As abordagens mais recentes da teoria das organizações procuram unir o estruturalismo
fenomenológico e o dialético, sintetizando as escolas de administração científica (de Taylor e
Fayol) e as relações humanas (de Mayo, embora com algumas críticas). O trabalho de Etzioni
(1965), estimulou, por exemplo, esforços para a análise de poder (superiores versus
empregados) quanto aos seus tipos, sua distribuição e seu efeito na motivação. Já Walker &
Guest (1962), incentivou a ampliação da quantidade de variáveis nos estudos de relações
humanas, que costumeiramente fracassavam devido a incapacidade de promover uma
significação (conclusões a casos aparentemente semelhantes). Assim, a análise estruturalista
das organizações considera como um sistema em constante relação de intercâmbio com seu
ambiente, explorando estruturas subjacentes da organização formal e informal nos diversos
campos (empresas, escolas, hospitais, etc.).

Referências
Caws, P. (1974). Operational, representational, & explanatory models. American
Anthropologist, 76 (1).
Etzioni, A. (1965). Political Unification. Nova Iorque, Holt, Rinehart and Winston Inc.

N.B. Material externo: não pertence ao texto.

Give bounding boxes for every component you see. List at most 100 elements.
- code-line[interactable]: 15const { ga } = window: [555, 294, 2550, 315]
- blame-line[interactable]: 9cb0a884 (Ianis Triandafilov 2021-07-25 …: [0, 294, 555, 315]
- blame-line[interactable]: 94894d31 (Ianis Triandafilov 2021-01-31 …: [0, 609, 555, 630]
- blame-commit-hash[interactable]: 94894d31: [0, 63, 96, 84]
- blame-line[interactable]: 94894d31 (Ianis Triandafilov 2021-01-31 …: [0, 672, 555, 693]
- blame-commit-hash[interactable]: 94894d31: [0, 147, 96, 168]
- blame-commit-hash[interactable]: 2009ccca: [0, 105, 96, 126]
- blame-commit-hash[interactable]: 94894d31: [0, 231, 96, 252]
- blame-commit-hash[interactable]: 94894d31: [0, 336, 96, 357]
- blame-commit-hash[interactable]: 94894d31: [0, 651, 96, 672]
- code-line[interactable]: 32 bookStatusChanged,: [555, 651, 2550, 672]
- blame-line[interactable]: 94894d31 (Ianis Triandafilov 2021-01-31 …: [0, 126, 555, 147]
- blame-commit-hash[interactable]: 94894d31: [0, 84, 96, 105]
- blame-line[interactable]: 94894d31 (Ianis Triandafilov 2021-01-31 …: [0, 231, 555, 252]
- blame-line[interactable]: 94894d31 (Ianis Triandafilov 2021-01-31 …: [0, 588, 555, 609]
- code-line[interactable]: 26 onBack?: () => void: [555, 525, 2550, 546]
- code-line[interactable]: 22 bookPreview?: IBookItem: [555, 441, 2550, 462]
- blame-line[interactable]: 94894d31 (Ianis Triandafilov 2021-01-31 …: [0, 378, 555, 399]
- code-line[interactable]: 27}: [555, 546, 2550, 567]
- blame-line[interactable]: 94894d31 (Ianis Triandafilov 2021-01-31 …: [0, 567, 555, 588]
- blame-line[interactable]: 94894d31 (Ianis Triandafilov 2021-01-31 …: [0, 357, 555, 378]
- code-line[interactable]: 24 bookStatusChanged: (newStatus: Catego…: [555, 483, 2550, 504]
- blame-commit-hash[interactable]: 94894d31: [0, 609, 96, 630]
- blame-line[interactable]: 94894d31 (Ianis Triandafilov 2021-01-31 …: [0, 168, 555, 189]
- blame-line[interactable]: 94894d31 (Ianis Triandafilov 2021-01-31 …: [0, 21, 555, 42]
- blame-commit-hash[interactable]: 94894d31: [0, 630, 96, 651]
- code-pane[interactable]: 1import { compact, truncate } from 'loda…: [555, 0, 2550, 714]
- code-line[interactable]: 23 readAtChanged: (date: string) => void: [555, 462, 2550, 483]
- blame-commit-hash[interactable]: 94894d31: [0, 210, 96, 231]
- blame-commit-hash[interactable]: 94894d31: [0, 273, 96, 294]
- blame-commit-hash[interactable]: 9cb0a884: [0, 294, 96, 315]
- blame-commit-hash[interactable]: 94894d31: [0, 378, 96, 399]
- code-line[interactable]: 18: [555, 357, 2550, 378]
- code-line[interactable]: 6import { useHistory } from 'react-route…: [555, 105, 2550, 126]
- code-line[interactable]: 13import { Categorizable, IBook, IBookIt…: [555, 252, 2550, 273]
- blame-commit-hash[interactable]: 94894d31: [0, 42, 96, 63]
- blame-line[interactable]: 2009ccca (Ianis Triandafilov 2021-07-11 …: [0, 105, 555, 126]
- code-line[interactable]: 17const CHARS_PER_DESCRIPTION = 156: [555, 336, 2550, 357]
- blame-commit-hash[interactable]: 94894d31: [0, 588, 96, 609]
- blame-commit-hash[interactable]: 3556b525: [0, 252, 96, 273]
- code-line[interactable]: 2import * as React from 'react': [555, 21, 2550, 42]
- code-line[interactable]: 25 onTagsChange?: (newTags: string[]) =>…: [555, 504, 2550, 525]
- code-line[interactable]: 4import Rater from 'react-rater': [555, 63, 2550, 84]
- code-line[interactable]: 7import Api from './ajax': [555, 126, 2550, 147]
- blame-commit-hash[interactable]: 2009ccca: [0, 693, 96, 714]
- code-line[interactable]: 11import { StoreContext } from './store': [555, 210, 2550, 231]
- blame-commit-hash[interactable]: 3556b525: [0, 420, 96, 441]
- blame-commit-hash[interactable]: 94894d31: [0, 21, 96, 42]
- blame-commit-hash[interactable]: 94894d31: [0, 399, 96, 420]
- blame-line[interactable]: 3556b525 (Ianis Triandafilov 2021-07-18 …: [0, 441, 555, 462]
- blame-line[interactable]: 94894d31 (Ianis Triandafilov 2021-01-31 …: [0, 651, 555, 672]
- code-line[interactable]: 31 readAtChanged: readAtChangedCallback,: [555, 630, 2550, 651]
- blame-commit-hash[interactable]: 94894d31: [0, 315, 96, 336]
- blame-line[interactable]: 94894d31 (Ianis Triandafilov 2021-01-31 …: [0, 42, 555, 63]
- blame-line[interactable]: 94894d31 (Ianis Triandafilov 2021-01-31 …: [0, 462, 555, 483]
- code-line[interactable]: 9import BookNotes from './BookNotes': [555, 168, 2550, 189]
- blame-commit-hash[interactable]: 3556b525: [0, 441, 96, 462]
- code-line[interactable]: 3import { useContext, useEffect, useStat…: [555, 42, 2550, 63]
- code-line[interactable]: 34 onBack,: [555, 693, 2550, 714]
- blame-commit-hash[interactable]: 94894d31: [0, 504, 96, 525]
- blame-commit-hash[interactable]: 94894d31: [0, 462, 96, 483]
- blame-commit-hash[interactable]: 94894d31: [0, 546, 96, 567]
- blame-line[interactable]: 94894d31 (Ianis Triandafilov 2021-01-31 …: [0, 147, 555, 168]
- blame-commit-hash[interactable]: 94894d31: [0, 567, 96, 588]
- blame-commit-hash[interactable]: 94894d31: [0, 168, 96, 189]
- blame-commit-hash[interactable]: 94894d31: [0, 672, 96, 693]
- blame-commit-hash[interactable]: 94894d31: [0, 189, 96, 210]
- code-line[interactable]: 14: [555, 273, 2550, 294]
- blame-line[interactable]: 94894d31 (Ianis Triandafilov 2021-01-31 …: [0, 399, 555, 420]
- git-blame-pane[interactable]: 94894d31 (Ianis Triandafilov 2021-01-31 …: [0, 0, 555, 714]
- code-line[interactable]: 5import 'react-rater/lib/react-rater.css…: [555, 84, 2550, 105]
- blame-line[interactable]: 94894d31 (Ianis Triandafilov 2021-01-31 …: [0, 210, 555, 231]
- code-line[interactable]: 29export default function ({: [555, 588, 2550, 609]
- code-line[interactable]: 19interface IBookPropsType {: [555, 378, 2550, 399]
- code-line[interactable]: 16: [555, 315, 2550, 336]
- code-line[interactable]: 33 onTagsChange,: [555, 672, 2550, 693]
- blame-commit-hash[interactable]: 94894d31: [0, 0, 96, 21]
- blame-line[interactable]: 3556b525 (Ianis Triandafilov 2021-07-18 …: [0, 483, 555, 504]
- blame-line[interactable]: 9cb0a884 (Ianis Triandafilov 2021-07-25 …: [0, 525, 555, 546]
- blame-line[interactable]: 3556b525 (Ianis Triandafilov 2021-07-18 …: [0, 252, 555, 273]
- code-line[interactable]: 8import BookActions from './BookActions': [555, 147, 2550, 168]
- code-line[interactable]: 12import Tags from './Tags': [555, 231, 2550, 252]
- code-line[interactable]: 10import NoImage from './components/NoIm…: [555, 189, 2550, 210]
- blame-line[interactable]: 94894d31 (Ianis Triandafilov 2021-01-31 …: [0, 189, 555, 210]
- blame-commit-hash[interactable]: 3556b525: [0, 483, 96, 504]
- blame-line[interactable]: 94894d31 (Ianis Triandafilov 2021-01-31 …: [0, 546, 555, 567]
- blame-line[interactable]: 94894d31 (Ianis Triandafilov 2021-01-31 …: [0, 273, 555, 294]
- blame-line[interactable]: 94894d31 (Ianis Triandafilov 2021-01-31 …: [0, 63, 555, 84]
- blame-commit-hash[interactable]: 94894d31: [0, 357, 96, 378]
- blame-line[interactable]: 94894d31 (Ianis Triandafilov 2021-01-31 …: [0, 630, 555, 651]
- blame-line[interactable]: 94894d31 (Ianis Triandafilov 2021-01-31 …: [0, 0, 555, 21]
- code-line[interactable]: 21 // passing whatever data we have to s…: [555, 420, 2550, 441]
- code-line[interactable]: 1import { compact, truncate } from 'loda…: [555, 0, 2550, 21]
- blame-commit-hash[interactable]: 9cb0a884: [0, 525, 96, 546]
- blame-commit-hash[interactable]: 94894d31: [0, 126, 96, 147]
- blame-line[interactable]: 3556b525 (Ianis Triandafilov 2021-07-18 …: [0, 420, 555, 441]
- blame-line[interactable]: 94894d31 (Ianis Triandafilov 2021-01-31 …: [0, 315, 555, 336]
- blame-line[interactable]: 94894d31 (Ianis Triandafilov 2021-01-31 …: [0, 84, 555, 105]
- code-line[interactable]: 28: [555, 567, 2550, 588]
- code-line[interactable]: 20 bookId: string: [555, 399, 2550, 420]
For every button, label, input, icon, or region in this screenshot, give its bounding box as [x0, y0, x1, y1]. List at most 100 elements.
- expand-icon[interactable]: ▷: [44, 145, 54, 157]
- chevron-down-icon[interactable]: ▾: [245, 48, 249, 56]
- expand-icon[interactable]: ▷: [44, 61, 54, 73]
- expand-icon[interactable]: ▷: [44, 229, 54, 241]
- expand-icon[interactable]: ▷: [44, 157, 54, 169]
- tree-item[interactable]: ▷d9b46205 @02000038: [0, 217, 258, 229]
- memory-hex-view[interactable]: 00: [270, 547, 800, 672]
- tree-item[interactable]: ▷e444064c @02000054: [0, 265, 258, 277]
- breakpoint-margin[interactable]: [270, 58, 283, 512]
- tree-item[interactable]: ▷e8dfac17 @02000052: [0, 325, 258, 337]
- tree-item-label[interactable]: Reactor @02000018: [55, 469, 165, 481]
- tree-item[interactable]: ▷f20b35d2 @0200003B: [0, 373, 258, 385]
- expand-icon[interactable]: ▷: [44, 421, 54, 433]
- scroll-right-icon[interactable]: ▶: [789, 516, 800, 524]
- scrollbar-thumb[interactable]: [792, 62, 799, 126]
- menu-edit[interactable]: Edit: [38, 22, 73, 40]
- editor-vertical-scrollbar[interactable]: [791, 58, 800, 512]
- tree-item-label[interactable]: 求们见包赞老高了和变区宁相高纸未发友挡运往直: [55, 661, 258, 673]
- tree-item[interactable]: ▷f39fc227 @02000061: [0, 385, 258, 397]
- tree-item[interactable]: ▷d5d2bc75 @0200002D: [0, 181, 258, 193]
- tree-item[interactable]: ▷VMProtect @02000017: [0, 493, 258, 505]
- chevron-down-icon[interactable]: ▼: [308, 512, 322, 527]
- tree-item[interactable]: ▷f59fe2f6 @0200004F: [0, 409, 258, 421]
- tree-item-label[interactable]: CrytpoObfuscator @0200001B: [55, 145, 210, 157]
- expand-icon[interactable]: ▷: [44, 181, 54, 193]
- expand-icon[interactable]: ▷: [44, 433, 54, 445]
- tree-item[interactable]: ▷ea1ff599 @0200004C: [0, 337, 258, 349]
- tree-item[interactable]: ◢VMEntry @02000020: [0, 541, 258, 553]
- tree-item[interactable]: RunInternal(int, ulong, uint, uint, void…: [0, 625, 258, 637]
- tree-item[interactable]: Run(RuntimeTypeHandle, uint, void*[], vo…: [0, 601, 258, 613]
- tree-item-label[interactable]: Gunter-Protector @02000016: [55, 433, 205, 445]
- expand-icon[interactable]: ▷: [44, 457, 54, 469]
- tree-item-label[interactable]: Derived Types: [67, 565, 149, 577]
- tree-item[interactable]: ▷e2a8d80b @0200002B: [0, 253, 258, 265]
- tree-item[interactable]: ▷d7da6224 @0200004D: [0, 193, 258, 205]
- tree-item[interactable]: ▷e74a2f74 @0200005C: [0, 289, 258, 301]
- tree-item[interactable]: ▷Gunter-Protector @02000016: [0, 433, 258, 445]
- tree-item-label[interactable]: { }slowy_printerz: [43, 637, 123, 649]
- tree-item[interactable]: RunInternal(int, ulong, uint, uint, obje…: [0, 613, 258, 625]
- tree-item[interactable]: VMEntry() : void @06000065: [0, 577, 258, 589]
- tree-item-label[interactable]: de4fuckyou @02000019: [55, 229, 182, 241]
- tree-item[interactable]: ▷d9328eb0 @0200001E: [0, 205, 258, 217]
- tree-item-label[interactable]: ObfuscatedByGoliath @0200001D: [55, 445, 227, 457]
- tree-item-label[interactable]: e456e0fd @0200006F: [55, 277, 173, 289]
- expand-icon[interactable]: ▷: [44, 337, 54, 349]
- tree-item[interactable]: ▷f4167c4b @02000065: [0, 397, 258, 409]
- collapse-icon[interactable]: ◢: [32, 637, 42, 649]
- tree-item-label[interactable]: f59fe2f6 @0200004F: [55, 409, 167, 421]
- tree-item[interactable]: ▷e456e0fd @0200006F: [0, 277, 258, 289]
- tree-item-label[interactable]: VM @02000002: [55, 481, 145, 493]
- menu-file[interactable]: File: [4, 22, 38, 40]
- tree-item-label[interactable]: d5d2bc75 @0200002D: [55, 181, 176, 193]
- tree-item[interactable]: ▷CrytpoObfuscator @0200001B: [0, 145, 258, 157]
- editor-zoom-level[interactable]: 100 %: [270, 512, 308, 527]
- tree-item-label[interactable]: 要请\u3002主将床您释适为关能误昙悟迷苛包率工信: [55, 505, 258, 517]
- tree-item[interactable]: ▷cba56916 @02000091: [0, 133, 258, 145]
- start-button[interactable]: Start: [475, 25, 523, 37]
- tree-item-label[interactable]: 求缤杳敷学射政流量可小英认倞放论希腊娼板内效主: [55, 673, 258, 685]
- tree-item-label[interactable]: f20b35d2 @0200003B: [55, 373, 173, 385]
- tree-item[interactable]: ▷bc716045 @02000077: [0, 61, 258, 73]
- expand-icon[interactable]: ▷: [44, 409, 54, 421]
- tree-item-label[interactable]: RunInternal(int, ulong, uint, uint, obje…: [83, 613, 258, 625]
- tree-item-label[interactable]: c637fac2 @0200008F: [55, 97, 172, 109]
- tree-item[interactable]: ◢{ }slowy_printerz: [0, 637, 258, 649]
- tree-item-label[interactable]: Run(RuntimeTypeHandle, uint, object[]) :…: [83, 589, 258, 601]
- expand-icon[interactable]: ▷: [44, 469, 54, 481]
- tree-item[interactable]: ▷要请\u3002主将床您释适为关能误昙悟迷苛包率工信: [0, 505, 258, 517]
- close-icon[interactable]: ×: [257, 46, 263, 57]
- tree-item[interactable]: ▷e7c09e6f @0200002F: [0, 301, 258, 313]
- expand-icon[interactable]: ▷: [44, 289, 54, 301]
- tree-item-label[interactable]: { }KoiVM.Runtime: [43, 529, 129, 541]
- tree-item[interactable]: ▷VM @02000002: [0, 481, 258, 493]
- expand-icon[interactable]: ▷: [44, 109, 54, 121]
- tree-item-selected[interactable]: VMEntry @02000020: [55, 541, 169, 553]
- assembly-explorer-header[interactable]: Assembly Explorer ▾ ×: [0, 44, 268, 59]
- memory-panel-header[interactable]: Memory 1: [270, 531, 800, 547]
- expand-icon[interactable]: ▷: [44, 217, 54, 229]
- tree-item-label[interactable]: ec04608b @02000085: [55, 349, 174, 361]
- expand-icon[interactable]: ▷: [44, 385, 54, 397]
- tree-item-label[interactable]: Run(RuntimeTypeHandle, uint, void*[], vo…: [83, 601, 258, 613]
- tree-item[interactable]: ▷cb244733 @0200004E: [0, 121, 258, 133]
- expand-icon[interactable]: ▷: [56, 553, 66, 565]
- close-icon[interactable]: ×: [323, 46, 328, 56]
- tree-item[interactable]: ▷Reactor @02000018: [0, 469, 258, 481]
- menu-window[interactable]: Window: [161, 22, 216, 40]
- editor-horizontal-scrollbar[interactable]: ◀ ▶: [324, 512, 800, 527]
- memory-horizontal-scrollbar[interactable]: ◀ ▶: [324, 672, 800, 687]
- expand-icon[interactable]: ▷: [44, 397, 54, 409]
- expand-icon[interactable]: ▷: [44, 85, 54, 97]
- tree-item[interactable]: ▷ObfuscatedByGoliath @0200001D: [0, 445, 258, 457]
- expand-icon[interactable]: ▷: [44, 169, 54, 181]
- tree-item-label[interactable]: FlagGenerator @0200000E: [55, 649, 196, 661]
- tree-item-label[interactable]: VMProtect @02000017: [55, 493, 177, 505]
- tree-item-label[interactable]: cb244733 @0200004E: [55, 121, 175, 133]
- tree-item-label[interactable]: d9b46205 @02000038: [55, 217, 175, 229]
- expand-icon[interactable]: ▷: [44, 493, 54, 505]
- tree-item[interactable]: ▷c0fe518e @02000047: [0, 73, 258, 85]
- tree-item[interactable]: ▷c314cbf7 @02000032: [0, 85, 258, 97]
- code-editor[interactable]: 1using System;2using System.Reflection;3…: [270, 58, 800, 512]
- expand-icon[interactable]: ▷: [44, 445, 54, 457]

Freund, J. (1968) Sociologie de Max Weber. Paris, Presses Universitaires de France. p. 53.
Garvin, P. L. (1955). A Prague school reader on esthetics, literary structure, and style. Front
Cover, Washington Linguistic Club.
Lévi-Strauss, C. (1958) Antropologia Estrutural, Antropologia Estrutural. Paris, Libraire Plon.
Lévi-Strauss, C. (1962). La pensée sauvage. Librairie Plon.
Lévi-Strauss, C. (1971). Entrevista de L'Express, 15 de março de 1971. Les entretiens de
L´Express. L'Express, 1983.
Lévi-Strauss, C. (1978). Myth and Meaning. University of Toronto Press.
Lévi-Strauss, C. (1993). Antropologia Estrutural Dois. Rio de Janeiro, Tempo Brasileiro.
Schultz, W., & Fried, L. L. B. (1992). Jacques Derrida: An Annotated Primary and Secondary
Bibliography. New York, NY, Routledge Revivals.
Lounsbury, M., & Ventresca, M. (2003). The new structuralism in organizational theory.
Organization, 10 (3), 457-480.
Saussure, F. (1916). Cours de linguistique générale. Edited by Charles Bally & Albert
Sechehaye.
Viet, J. (1967). Los métodos estructuralistas en las ciencias sociales. Buenos Aires: Amorrurtu
Editores.
Walker, C. R., & Guest, R. H. (1962). The Man on the Assembly Line. Cambridge, Harvard
University Press, 1962. C. R. Walker & R. H. Guest. The Man on the Assembly Line.
Cambridge, Harvard University Press.